Penggeledahan tersebut merupakan lanjutan dari kasus dugaan pemerasan dengan modus imbalan proyek dan dana tanggung jawab sosial perusahaan (CSR), serta penerimaan lainnya atau gratifikasi di lingkungan Pemerintah Kota (Pemkot) Madiun yang melibatkan Wali Kota Madiun nonaktif Maidi.
Penyidik Datang dengan Empat Mobil
Tim penyidik KPK datang dengan empat mobil Toyota Innova hitam dan memasuki rumah yang berada di jalan sempit itu sekitar pukul 11.00 WIB. Penggeledahan hingga siang masih berlangsung.
Pewarta Antara di lokasi melaporkan, penyidik langsung memeriksa berbagai ruangan di rumah Thariq Megah setelah berbincang sebentar dengan pemilik rumah di lokasi.
Saat proses penggeledahan berlangsung, gerbang rumah itu yang setinggi dua meter dalam kondisi tertutup rapat, namun awak media dapat leluasa melihat.
Belum ada keterangan resmi mengenai hasil penggeledahan, namun diduga kegiatan tersebut berkaitan kasus gratifikasi yang melibatkan tersangka Maidi dan Thariq Megah.
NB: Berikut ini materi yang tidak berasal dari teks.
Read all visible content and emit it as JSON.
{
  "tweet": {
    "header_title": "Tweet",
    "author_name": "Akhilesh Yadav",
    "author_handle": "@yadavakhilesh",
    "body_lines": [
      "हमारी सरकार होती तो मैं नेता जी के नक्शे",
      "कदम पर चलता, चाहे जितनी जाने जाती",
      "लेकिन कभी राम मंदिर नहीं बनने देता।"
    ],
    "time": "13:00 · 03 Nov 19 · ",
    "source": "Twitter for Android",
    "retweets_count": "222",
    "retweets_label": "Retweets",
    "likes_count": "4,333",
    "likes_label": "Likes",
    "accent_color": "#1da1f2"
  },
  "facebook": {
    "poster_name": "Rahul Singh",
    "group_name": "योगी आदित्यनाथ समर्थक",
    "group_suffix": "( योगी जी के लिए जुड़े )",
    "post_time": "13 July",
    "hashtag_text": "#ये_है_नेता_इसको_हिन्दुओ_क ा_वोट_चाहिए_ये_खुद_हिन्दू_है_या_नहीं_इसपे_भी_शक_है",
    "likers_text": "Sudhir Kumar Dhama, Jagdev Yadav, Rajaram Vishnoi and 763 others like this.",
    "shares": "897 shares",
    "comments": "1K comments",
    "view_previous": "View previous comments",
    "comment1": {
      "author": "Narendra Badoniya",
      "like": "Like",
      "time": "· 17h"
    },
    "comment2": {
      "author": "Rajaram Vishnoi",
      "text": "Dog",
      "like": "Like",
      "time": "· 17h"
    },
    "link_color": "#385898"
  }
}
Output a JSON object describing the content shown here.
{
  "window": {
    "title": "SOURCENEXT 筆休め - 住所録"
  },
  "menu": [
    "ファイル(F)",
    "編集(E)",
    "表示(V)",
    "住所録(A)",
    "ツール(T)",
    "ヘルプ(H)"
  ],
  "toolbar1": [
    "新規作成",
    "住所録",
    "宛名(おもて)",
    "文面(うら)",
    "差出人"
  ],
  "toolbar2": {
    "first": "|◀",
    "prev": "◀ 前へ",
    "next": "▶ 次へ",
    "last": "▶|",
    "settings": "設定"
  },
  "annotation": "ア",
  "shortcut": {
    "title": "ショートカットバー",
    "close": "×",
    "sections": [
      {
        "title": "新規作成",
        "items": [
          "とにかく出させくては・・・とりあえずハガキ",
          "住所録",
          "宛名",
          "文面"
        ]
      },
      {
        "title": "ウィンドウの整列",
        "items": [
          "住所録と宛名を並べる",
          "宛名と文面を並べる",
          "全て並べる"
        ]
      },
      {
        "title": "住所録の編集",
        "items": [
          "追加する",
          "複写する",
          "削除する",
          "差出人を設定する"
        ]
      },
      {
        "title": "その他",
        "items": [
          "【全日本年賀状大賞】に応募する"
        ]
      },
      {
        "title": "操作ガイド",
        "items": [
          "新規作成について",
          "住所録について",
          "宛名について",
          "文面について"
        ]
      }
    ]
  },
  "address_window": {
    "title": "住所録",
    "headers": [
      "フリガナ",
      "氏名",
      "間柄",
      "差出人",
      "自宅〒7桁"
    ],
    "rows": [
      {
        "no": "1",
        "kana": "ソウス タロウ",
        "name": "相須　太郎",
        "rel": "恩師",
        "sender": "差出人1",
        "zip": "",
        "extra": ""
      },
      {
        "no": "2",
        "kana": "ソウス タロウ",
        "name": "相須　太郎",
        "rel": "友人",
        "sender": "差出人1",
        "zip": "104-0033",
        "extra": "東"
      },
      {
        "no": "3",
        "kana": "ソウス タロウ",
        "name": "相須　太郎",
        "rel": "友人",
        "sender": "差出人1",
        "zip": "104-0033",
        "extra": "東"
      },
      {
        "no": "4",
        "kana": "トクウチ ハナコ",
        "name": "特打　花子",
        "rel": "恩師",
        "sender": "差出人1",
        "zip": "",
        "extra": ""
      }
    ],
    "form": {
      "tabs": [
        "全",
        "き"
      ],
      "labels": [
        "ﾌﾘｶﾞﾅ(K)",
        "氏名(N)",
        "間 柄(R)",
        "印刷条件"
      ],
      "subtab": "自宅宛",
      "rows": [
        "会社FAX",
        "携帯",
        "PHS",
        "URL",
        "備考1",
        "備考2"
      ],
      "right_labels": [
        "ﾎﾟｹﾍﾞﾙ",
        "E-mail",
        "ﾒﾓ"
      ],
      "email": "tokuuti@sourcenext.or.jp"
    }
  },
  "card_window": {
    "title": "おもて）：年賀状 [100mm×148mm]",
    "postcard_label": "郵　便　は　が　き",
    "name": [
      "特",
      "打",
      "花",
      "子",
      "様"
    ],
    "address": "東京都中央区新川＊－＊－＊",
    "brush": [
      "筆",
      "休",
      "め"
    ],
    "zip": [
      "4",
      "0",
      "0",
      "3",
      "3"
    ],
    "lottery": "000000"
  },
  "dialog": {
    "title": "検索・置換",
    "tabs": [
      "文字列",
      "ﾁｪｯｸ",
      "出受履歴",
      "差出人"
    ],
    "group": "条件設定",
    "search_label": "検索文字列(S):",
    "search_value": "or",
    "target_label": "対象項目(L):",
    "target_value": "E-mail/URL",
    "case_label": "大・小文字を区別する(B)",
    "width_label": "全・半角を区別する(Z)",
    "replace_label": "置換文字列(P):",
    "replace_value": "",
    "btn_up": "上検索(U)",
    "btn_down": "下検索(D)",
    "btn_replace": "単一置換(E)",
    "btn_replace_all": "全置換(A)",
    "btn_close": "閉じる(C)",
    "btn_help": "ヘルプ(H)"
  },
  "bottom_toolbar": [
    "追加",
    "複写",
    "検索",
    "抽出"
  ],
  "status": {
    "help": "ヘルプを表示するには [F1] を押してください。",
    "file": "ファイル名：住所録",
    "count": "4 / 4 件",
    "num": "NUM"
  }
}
Baca juga: Wali Kota Madiun Maidi Diduga Nikmati Uang Pemerasan dan Gratifikasi Rp2,25 Miliar
KPK Juga Geledah Rumah Maidi dan Rochim
Sebelum mendatangi rumah Thariq, penyidik KPK pada Rabu (21/1) malam juga menggeledah rumah Wali Kota Madiun nonaktif Maidi dan orang kepercayaannya, Rochim Ruhdiyanto (RR), di Madiun serta menyita sejumlah dokumen dan uang tunai.
Penggeledahan dan penyitaan tersebut untuk mencari bukti-bukti lain yang dibutuhkan penyidik guna memperkuat bukti awal yang sudah diperoleh dalam peristiwa tertangkap tangan maupun pemeriksaan awal yang sudah dilakukan kepada para saksi dan tersangka.
Baca juga: KPK Tetapkan Wali Kota Madiun Maidi Tersangka Dugaan Pemerasan dan Gratifikasi
Kronologi OTT dan Penetapan Tersangka
Sebelumnya, pada Senin (19/1/2026), KPK mengonfirmasi melakukan operasi tangkap tangan (OTT) terhadap Wali Kota Madiun Maidi terkait imbalan proyek dan dana tanggung jawab sosial dan lingkungan perusahaan (CSR) di Kota Madiun.
Kemudian pada Selasa (20/1/2026) KPK mengumumkan tiga orang ditetapkan sebagai tersangka usai OTT tersebut, yakni Wali Kota Madiun nonaktif Maidi (MD), Rochim Ruhdiyanto (RR) selaku orang kepercayaan Maidi, serta Kepala Dinas Pekerjaan Umum dan Penataan Ruang Kota Madiun Thariq Megah (TM).
KPK selanjutnya melakukan penahanan terhadap para tersangka untuk 20 hari pertama sejak 20 Januari hingga 8 Februari 2026. Penahanan dilakukan di Rumah Tahanan Negara (Rutan) Cabang Gedung Merah Putih KPK.